III. L'IMMIGRATION ET LA SÉCURITÉ : DES MESURES DE PORTÉE VARIABLE POUR TENIR COMPTE DES SPÉCIFICITÉS DE MAYOTTE
A. L'ACCÈS AU SÉJOUR ET LA LUTTE CONTRE L'IMMIGRATION IRRÉGULIÈRE
1. Les dispositions relatives à l'immigration familiale
La situation migratoire à Mayotte se caractérise par le poids prépondérant de l'immigration familiale : les titres de séjour « parent d'enfant français » et « liens personnels familiaux » représentent plus de 80 % des titres délivrés en 2024 (85 % en 2023). Ces titres sont très majoritairement délivrés à des étrangers en situation irrégulière (84 % pour les titres « parent d'enfant français » et 93 % pour les titres « liens personnels familiaux »).
Par conséquent, l'article 2 renforce les conditions de délivrance de ces titres :
- il subordonne la délivrance des cartes de séjour temporaire délivrées pour ces motifs à la production d'un visa de long séjour, et donc à une entrée régulière sur le territoire ;
- il crée une condition de résidence habituelle de sept ans pour la délivrance de la carte de séjour temporaire « liens personnels et familiaux » ;
- il porte de trois à cinq ans la condition de résidence régulière pour la délivrance de la carte de résident « parent d'enfant français ».
La commission a accueilli favorablement ces dispositions, qui devraient mener à une forte réduction de la délivrance de ces titres.
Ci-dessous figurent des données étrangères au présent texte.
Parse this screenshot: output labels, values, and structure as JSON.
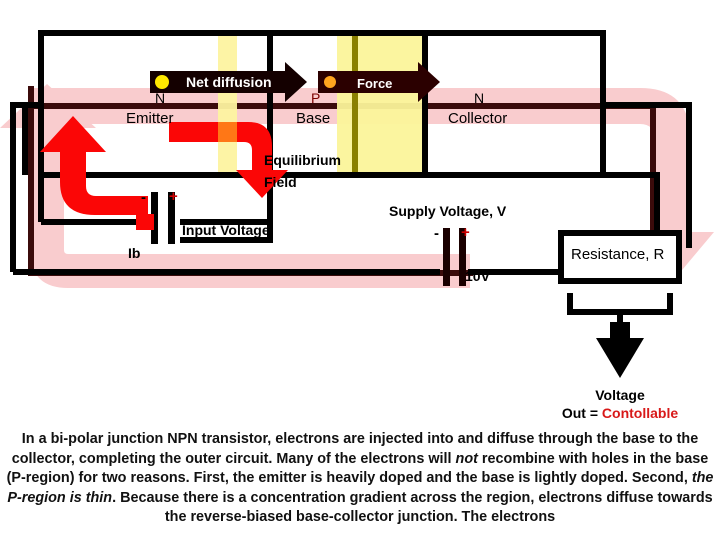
{
  "diagram": {
    "title_semantics": "NPN bipolar junction transistor circuit diagram",
    "regions": [
      {
        "type_label": "N",
        "name_label": "Emitter"
      },
      {
        "type_label": "P",
        "name_label": "Base"
      },
      {
        "type_label": "N",
        "name_label": "Collector"
      }
    ],
    "arrows": {
      "net_diffusion": "Net diffusion",
      "force": "Force"
    },
    "field_label_line1": "Equilibrium",
    "field_label_line2": "Field",
    "input_battery": {
      "current_label": "Ib",
      "name": "Input Voltage",
      "minus": "-",
      "plus": "+"
    },
    "supply_battery": {
      "name": "Supply Voltage, V",
      "value": "10V",
      "minus": "-",
      "plus": "+"
    },
    "resistor": {
      "label": "Resistance, R"
    },
    "output": {
      "line1": "Voltage",
      "line2_prefix": "Out = ",
      "line2_value": "Contollable"
    }
  },
  "body_text": {
    "full": "In a bi-polar junction NPN transistor, electrons are injected into and diffuse through the base to the collector, completing the outer circuit. Many of the electrons will not recombine with holes in the base (P-region) for two reasons. First, the emitter is heavily doped and the base is lightly doped. Second, the P-region is thin. Because there is a concentration gradient across the region, electrons diffuse towards the reverse-biased base-collector junction. The electrons",
    "segments": [
      {
        "text": "In a bi-polar junction NPN transistor, electrons are injected into and diffuse through the base to the collector, completing the outer circuit. Many of the electrons will ",
        "italic": false
      },
      {
        "text": "not",
        "italic": true
      },
      {
        "text": " recombine with holes in the base (P-region) for two reasons. First, the emitter is heavily doped and the base is lightly doped. Second, ",
        "italic": false
      },
      {
        "text": "the P-region is thin",
        "italic": true
      },
      {
        "text": ". Because there is a concentration gradient across the region, electrons diffuse towards the reverse-biased base-collector junction. The electrons",
        "italic": false
      }
    ]
  },
  "colors": {
    "wire_black": "#000000",
    "electron_flow_pink": "#f9ccce",
    "electron_flow_pink_dark": "#3b0b0b",
    "hole_flow_red": "#fb0606",
    "depletion_yellow": "#fdf3a0",
    "depletion_yellow2": "#fbf49a",
    "arrow_dark": "#2b0000",
    "accent_red": "#d81919",
    "dot_yellow": "#ffe800",
    "dot_orange": "#ffa51f"
  }
}
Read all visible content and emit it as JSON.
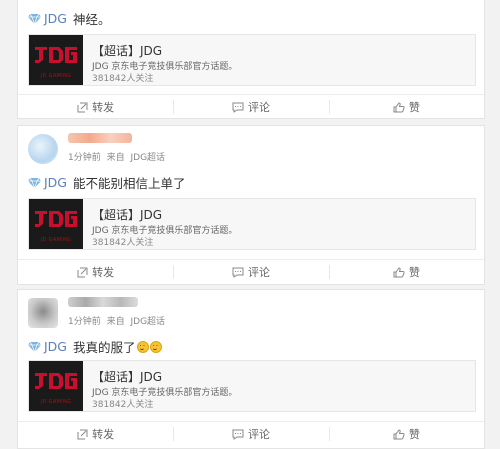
{
  "topic_card": {
    "title": "【超话】JDG",
    "desc": "JDG 京东电子竞技俱乐部官方话题。",
    "count": "381842人关注",
    "logo_text": "JD GAMING"
  },
  "actions": {
    "repost": "转发",
    "comment": "评论",
    "like": "赞"
  },
  "posts": [
    {
      "topic": "JDG",
      "text": "神经。"
    },
    {
      "time": "1分钟前",
      "from": "来自",
      "source": "JDG超话",
      "topic": "JDG",
      "text": "能不能别相信上单了"
    },
    {
      "time": "1分钟前",
      "from": "来自",
      "source": "JDG超话",
      "topic": "JDG",
      "text": "我真的服了"
    }
  ],
  "colors": {
    "link": "#5a7fb8",
    "logo_red": "#c8102e",
    "bg": "#f2f2f2"
  }
}
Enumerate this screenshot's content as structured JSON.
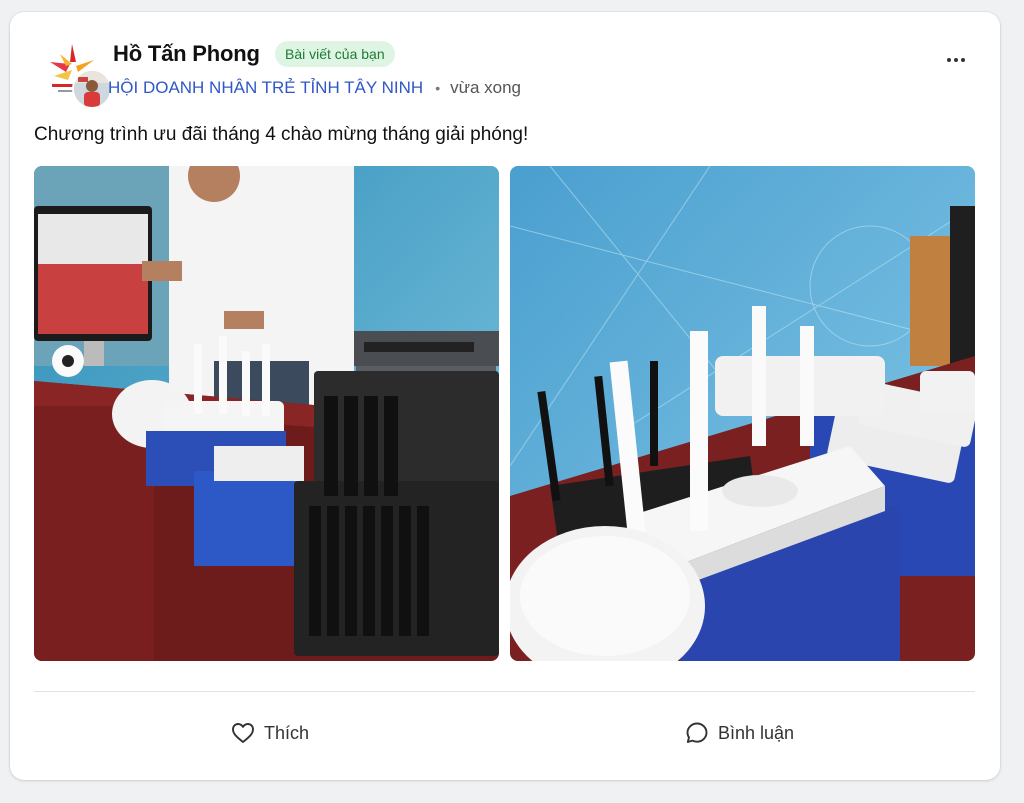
{
  "post": {
    "author_name": "Hồ Tấn Phong",
    "own_badge": "Bài viết của bạn",
    "group_name": "HỘI DOANH NHÂN TRẺ TỈNH TÂY NINH",
    "meta_separator": "•",
    "time": "vừa xong",
    "caption": "Chương trình ưu đãi tháng 4 chào mừng tháng giải phóng!",
    "more_icon": "more-horizontal-icon"
  },
  "images": [
    {
      "name": "post-photo-1",
      "subject": "Network devices exhibition table with man"
    },
    {
      "name": "post-photo-2",
      "subject": "WiFi routers on display table"
    }
  ],
  "actions": {
    "like_label": "Thích",
    "comment_label": "Bình luận",
    "like_icon": "heart-icon",
    "comment_icon": "comment-bubble-icon"
  },
  "colors": {
    "group_link": "#3057c7",
    "badge_bg": "#dff5e3",
    "badge_text": "#1f7a35",
    "card_bg": "#ffffff",
    "page_bg": "#f0f1f3"
  }
}
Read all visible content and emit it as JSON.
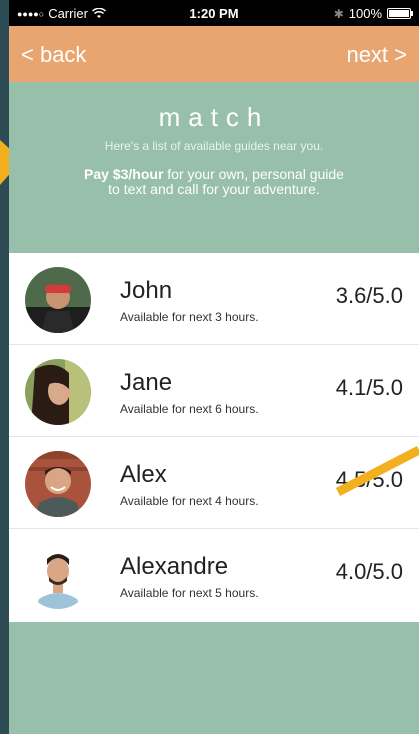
{
  "status_bar": {
    "carrier": "Carrier",
    "time": "1:20 PM",
    "battery": "100%"
  },
  "nav": {
    "back_label": "< back",
    "next_label": "next >"
  },
  "header": {
    "title": "match",
    "subtitle": "Here's a list of available guides near you.",
    "pitch_bold": "Pay $3/hour",
    "pitch_rest": " for your own, personal guide to text and call for your adventure."
  },
  "guides": [
    {
      "name": "John",
      "availability": "Available for next 3 hours.",
      "rating": "3.6/5.0"
    },
    {
      "name": "Jane",
      "availability": "Available for next 6 hours.",
      "rating": "4.1/5.0"
    },
    {
      "name": "Alex",
      "availability": "Available for next 4 hours.",
      "rating": "4.5/5.0"
    },
    {
      "name": "Alexandre",
      "availability": "Available for next 5 hours.",
      "rating": "4.0/5.0"
    }
  ],
  "colors": {
    "nav_bg": "#e9a56f",
    "page_bg": "#98bfa9",
    "annotation_arrow": "#f2b01e"
  }
}
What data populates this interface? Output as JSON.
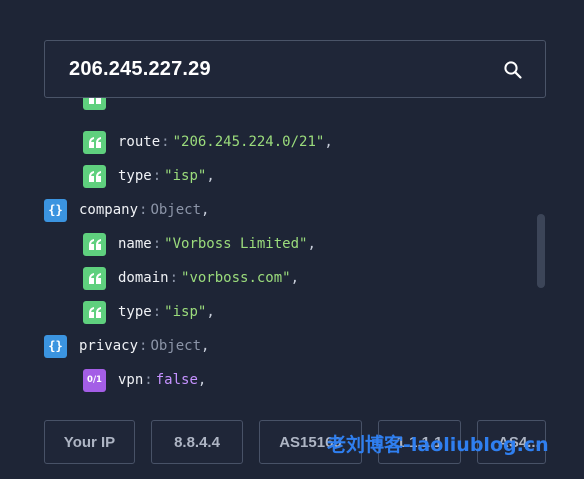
{
  "search": {
    "value": "206.245.227.29"
  },
  "icons": {
    "search": "search-icon",
    "string": "quote-icon",
    "object": "braces-icon",
    "boolean": "boolean-icon"
  },
  "json_view": {
    "rows": [
      {
        "type": "string",
        "key": "route",
        "value": "\"206.245.224.0/21\"",
        "comma": ","
      },
      {
        "type": "string",
        "key": "type",
        "value": "\"isp\"",
        "comma": ","
      },
      {
        "type": "object",
        "key": "company",
        "value": "Object",
        "comma": ","
      },
      {
        "type": "string",
        "key": "name",
        "value": "\"Vorboss Limited\"",
        "comma": ","
      },
      {
        "type": "string",
        "key": "domain",
        "value": "\"vorboss.com\"",
        "comma": ","
      },
      {
        "type": "string",
        "key": "type",
        "value": "\"isp\"",
        "comma": ","
      },
      {
        "type": "object",
        "key": "privacy",
        "value": "Object",
        "comma": ","
      },
      {
        "type": "boolean",
        "key": "vpn",
        "value": "false",
        "comma": ","
      }
    ],
    "object_badge": "{}",
    "boolean_badge": "0/1",
    "colon": ":"
  },
  "quick_links": [
    {
      "label": "Your IP"
    },
    {
      "label": "8.8.4.4"
    },
    {
      "label": "AS15169"
    },
    {
      "label": "1.1.1.1"
    },
    {
      "label": "AS4..."
    }
  ],
  "watermark": "老刘博客-laoliublog.cn",
  "colors": {
    "background": "#1e2536",
    "string_badge": "#5fd07e",
    "object_badge": "#3b94e0",
    "boolean_badge": "#a45ee6",
    "string_value": "#9bdc7c",
    "boolean_value": "#c592ff",
    "watermark": "#2f7ff0"
  }
}
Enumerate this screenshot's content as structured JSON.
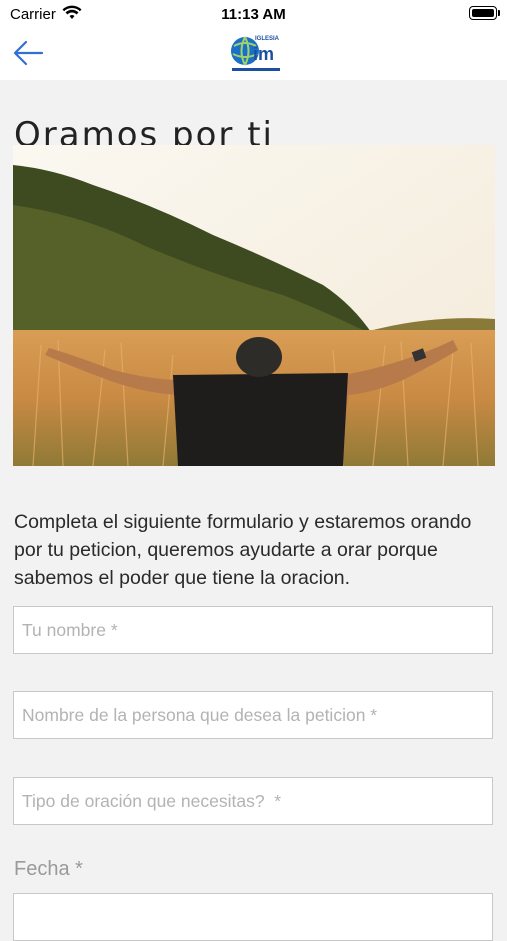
{
  "status_bar": {
    "carrier": "Carrier",
    "time": "11:13 AM"
  },
  "nav": {
    "logo_text_top": "IGLESIA",
    "logo_text_main": "im"
  },
  "page": {
    "title": "Oramos por ti"
  },
  "description": "Completa el siguiente formulario y estaremos orando por tu peticion, queremos ayudarte a orar porque sabemos el poder que tiene la oracion.",
  "form": {
    "name_placeholder": "Tu nombre *",
    "person_placeholder": "Nombre de la persona que desea la peticion *",
    "type_placeholder": "Tipo de oración que necesitas?  *",
    "date_label": "Fecha *"
  },
  "colors": {
    "accent": "#2f6fd6",
    "background": "#f2f2f2"
  }
}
Sur la proposition de ses rapporteurs, elle a précisé que la condition de résidence sur le territoire national pour la délivrance de la carte de résident « parent d'enfant français » doit être ininterrompue (COM-53). En outre, afin de tenir compte du grand nombre de reconnaissances frauduleuses de paternité, l'amendement COM-52 vise à prévoir la stricte application, à Mayotte, du mécanisme de « double contribution » pour la délivrance de la carte de séjour temporaire « parent d'enfant français ».
2. Les dispositions relatives à la lutte contre l'immigration clandestine et visant à favoriser l'éloignement
• L'article 6 étend à Mayotte le dispositif de l'aide au retour, celle-ci ayant vocation à n'être versée que dans des circonstances exceptionnelles, en vue d'inciter au retour des ressortissants des États d'Afrique des Grands Lacs et d'Afrique de l'Est.
• L'article 7 permet, par dérogation à l'interdiction de la rétention d'un mineur prévue par la loi du 26 janvier 2024 (qui entrera en vigueur à Mayotte le 1er janvier 2027), le placement en rétention d'un étranger accompagné d'un mineur à Mayotte dans des lieux distincts et spécialement prévus à cet effet, ce placement ne pouvant excéder 48 heures.
Par l'adoption de deux amendements des rapporteurs, la commission a prévu la possibilité de proroger le placement de 24 heures supplémentaires en cas d'impossibilité matérielle de procéder à l'éloignement (COM-56), et de reporter l'entrée en vigueur du nouveau dispositif au 1er janvier 2027, en cohérence avec le maintien en vigueur à Mayotte des dispositions antérieures à la loi du 26 janvier 2024 (COM-57).
• L'article 8 autorise le retrait du titre de séjour d'un étranger lorsque le comportement de son enfant constitue une menace pour l'ordre public. Cet article vise à tirer les conséquences de la part très élevée de la délinquance à Mayotte due aux mineurs étrangers, ces derniers ne pouvant faire l'objet d'une mesure d'éloignement.
La commission a relevé que la rédaction proposée par le Gouvernement aboutit à un dispositif peu opérationnel. À l'initiative de ses rapporteurs, elle a adopté deux amendements clarifiant la procédure préalable à l'édiction de la mesure (COM-58) et supprimant le caractère temporaire du dispositif (COM-60).
• L'article 9 subordonne à la vérification préalable de la régularité du séjour du client les opérations de transmission de fonds à partir d'un versement d'espèces (de type Western Union), afin de limiter les flux financiers liés à l'immigration clandestine et de lutter contre le blanchiment et le financement d'activités illégales. Afin de prévenir et de réprimer le contournement de ce dispositif, la commission a créé sur proposition des rapporteurs un délit punissant le recours à des « hommes de paille » pour assurer ces opérations (amendement COM-61).